METHODS AND RESULTS:
In the current study, Gamabufotalin (GBT) was isolated from toad venom, and its tumor-specific cytotoxicity was investigated in human MM cells. We found GBT inhibited cell growth and induced apoptosis with the IC50 values <50 nM. Mechanistic studies using functional approaches identified GBT as an inhibitor of c-Myc. Further analysis showed that GBT especially evoked the ubiquitination and degradation of c-Myc protein, thereby globally repressing the expression of c-Myc target genes. GBT treatment inhibited ERK and AKT signals, while stimulating the activation of JNK cascade. An E3 ubiquitin-protein ligase, WWP2, was upregulated following JNK activation and played an important role in c-Myc ubiquitination and degradation through direct protein-protein interaction. The antitumor effect of GBT was validated in a xenograft mouse model and the suppression of MM-induced osteolysis was verified in a SCID-hu model in vivo.
CONCLUSIONS:
Taken together, our study identified the potential of GBT as a promising therapeutic agent in the treatment of MM.

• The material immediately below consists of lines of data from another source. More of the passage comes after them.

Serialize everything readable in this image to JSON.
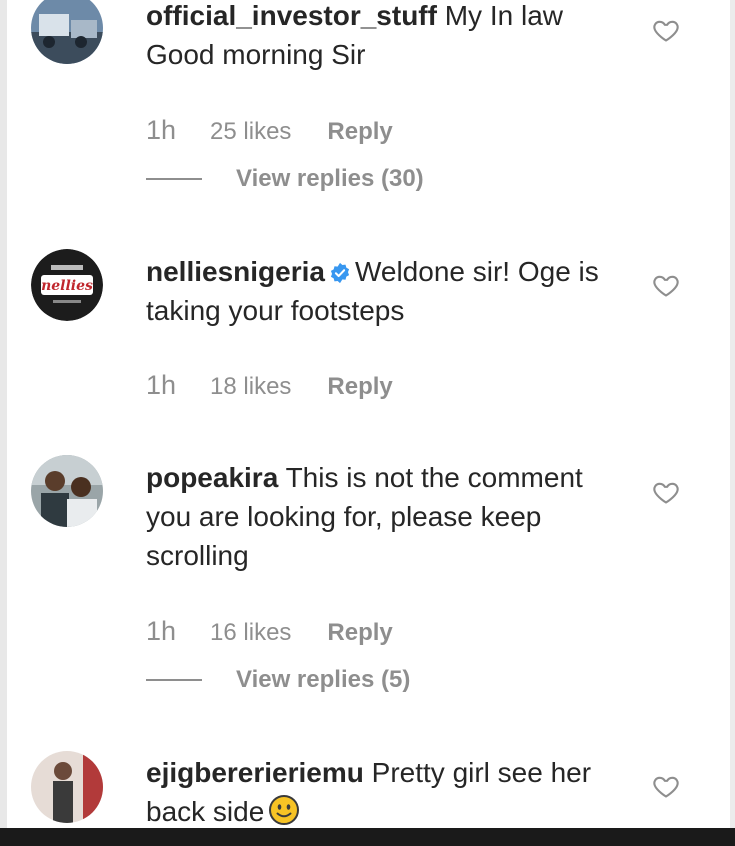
{
  "comments": [
    {
      "username": "official_investor_stuff",
      "text": "My In law Good morning Sir",
      "time": "1h",
      "likes": "25 likes",
      "reply": "Reply",
      "view_replies": "View replies (30)",
      "avatar_icon": "user-avatar-car"
    },
    {
      "username": "nelliesnigeria",
      "verified": true,
      "text": "Weldone sir! Oge is taking your footsteps",
      "time": "1h",
      "likes": "18 likes",
      "reply": "Reply",
      "avatar_icon": "nellies-logo"
    },
    {
      "username": "popeakira",
      "text": "This is not the comment you are looking for, please keep scrolling",
      "time": "1h",
      "likes": "16 likes",
      "reply": "Reply",
      "view_replies": "View replies (5)",
      "avatar_icon": "user-avatar-men"
    },
    {
      "username": "ejigbererieriemu",
      "text": "Pretty girl see her back side",
      "emoji": "slightly-smiling-face",
      "avatar_icon": "user-avatar-person"
    }
  ],
  "colors": {
    "text": "#262626",
    "meta": "#8e8e8e",
    "verified": "#3897f0",
    "emoji": "#f7c325"
  }
}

Mol Cancer. 2014 Aug 31;13:203.
Gamabufotalin, a bufadienolide compound from toad venom, suppresses COX-2 expression through targeting IKKβ/NF-κB signaling pathway in lung cancer cells.[Pubmed:
25175164]
Gamabufotalin (CS-6), a major bufadienolide of Chansu, has been used for cancer therapy due to its desirable metabolic stability and less adverse effect. However, the underlying mechanism of Gamabufotalin involved in anti-tumor activity remains poorly understood.
METHODS AND RESULTS:
The biological functions of Gamabufotalin (CS-6) were investigated by migration, colony formation and apoptosis assays in NSCLC cells. The nuclear localization and interaction between transcriptional co-activator p300 and NF-κB p50/p65 and their binding to COX-2 promoter were analyzed after treatment with CS-6. Molecular docking study was used to simulate the interaction of Gamabufotalin with IKKβ. The in vivo anti-tumor efficacy of Gamabufotalin was also analyzed in xenografts nude mice. Western blot was used to detect the protein expression level. Gamabufotalin (CS-6) strongly suppressed COX-2 expression by inhibiting the phosphorylation of IKKβ via targeting the ATP-binding site, thereby abrogating NF-κB binding and p300 recruitment to COX-2 promoter. In addition, Gamabufotalin induced apoptosis by activating the cytochrome c and caspase-dependent apoptotic pathway. Moreover, CS-6 markedly down-regulated the protein levels of COX-2 and phosphorylated p65 NF-κB in tumor tissues of the xenograft mice, and inhibited tumor weight and size.
CONCLUSIONS:
Our study provides pharmacological evidence that Gamabufotalin exhibits potential use in the treatment of COX-2-mediated diseases such as lung cancer.